Toute mon éducation a tourné autour du mensonge du prince charmant. Il y avait quelque part un homme qui nous aimait (comme papa aimait maman, la bonne blague) et n’aimerait que nous (comme…). Avec qui nous aurions des enfants. Mais attention ! Avant de rencontrer notre moitié, nous devions nous méfier de ceux qui ne pensaient qu’au sexe, la bête immonde, qui ne nous aimeraient pas, mais nous le feraient croire pour « profiter de nous », vocable un peu flou, mais dans lequel se profilait un danger certain : nous pouvions tomber enceinte, devenir fille-mère, et notre vie serait alors finie.

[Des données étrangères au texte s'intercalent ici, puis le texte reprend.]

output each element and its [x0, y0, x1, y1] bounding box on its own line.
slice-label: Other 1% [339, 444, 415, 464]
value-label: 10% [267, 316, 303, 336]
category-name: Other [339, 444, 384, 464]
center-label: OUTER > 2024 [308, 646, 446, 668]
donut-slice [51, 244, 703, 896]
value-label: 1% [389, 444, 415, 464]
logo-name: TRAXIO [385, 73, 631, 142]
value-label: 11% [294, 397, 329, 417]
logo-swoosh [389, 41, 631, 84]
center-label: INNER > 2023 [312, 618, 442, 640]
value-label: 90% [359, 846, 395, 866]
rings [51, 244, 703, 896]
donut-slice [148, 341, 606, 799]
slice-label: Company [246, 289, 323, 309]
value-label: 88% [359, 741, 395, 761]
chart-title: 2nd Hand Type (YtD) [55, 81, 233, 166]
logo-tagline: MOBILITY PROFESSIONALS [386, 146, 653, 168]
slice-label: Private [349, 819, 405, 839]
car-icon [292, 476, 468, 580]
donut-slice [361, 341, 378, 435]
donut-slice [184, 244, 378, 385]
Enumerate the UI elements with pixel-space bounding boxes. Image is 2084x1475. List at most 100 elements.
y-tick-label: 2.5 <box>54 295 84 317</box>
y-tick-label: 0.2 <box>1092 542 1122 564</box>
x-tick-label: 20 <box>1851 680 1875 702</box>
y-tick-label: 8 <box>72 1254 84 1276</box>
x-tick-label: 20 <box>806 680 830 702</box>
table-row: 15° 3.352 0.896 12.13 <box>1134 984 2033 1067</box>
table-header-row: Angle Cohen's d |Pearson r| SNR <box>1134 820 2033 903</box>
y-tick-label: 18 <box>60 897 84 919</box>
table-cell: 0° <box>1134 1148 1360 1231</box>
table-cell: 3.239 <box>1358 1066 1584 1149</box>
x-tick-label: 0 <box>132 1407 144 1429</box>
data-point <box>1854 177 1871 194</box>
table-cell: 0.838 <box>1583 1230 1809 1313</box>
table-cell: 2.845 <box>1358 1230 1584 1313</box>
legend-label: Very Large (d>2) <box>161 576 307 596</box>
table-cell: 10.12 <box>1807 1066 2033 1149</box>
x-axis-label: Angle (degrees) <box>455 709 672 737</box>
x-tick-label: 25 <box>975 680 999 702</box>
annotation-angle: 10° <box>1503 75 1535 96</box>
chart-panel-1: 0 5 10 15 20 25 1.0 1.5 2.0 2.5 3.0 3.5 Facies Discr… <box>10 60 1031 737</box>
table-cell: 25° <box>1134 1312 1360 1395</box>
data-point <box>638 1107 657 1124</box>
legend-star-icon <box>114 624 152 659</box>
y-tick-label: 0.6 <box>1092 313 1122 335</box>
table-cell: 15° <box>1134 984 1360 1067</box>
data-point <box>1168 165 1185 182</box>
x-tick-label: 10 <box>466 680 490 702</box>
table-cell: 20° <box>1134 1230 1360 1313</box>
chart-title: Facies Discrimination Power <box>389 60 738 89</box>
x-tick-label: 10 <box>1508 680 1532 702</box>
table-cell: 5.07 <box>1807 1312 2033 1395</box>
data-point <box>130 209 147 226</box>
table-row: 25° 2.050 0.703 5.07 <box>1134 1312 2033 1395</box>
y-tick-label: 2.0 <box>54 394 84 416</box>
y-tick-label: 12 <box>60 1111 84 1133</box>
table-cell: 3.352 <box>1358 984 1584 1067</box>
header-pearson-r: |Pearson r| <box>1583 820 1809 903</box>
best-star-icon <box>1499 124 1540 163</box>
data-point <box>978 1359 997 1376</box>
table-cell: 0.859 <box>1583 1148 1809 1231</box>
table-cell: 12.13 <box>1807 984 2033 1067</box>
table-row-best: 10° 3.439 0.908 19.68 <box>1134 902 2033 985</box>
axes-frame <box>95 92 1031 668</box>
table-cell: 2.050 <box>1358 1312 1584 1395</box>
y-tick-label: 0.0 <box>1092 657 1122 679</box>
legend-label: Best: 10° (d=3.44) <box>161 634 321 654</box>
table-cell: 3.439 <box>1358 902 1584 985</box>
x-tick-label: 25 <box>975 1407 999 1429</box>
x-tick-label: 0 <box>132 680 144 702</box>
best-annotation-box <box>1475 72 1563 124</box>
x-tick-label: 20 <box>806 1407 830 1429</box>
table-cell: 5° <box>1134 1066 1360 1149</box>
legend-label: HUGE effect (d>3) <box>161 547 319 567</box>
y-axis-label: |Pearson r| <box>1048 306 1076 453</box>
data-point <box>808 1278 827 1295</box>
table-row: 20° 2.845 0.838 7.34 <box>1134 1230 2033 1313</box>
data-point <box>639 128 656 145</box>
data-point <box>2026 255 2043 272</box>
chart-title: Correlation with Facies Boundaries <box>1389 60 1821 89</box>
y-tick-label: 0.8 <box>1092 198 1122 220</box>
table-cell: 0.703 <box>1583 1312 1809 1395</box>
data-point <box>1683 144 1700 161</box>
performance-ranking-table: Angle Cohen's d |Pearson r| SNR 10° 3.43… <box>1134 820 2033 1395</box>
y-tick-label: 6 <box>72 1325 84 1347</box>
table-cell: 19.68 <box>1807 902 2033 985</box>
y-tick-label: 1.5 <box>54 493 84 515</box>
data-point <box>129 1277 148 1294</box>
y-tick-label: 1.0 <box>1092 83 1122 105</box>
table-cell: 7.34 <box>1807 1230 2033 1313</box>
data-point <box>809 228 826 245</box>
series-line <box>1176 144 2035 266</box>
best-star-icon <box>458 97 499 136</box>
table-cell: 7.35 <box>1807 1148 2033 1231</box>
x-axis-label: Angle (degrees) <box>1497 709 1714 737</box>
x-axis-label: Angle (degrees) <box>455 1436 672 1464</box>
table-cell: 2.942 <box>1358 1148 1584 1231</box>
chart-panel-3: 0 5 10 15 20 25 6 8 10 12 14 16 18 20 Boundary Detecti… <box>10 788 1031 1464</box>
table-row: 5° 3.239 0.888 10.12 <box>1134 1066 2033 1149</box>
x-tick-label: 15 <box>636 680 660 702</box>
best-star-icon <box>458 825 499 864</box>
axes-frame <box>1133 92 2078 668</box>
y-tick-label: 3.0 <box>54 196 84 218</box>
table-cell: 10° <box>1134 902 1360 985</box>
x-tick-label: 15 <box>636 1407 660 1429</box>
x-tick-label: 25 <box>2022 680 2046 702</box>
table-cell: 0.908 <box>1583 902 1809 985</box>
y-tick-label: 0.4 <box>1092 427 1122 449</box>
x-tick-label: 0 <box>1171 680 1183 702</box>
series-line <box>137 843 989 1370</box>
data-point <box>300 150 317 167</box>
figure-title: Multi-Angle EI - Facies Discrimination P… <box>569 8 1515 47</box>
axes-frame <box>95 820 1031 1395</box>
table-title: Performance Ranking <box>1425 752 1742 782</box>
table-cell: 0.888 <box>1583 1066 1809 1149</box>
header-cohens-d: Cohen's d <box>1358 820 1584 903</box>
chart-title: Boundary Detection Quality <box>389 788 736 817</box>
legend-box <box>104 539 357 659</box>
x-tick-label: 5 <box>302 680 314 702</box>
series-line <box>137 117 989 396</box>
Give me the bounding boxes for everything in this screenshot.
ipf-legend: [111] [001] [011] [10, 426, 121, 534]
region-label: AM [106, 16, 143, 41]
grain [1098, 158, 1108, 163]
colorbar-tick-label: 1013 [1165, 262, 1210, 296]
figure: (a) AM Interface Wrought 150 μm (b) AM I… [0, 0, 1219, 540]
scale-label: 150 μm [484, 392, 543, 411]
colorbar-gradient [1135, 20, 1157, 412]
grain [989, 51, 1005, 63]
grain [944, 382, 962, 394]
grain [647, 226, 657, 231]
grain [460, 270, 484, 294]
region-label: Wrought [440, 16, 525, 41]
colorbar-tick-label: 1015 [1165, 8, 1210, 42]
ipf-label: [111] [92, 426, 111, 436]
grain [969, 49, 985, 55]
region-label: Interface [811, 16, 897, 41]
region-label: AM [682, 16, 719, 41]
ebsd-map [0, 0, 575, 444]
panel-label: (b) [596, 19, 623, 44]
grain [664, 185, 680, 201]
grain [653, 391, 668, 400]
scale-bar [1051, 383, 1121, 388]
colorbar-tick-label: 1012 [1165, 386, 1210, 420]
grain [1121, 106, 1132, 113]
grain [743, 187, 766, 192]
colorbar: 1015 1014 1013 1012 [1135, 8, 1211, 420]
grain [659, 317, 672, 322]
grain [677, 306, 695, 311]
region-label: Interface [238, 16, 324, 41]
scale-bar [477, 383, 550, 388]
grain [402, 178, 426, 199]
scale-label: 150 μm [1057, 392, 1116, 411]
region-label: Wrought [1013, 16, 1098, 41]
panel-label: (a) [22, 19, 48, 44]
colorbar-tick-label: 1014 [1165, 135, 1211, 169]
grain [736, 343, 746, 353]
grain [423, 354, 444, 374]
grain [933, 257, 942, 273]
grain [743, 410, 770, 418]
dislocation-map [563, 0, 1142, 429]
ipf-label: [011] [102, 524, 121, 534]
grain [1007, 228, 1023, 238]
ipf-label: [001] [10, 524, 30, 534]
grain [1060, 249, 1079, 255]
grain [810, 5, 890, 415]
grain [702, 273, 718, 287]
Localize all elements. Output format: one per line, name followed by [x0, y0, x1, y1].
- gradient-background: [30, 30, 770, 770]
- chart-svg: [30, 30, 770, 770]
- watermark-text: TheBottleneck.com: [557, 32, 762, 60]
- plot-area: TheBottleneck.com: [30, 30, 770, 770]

Cela sonne très vieille France écrit ainsi, très 19e. Mais mon enfance bruissait de ces récits. Ma prime adolescence a vu de ces jeunes filles mises au ban après avoir récolté un gros ventre – « C’est tout ce qu’elle mérite, cette traînée ». Je me souviens très précisément d’une gamine à peine plus âgée que moi, elle était en troisième quand j’étais en cinquième. Elle avait été engrossée par un de ses oncles lors d’une fête familiale. A partir du moment où sa grossesse s’est vue, elle a cessé de venir au collège.
Ce qui m’avait alors choqué, ce n’est pas tant qu’elle puisse être enceinte à son âge (quoi que), mais le mépris de certains enseignants – surtout des femmes – à son encontre. Même eux ! Elle était devenue, à pas tout à fait 16 ans, la paria qu’il fallait cacher.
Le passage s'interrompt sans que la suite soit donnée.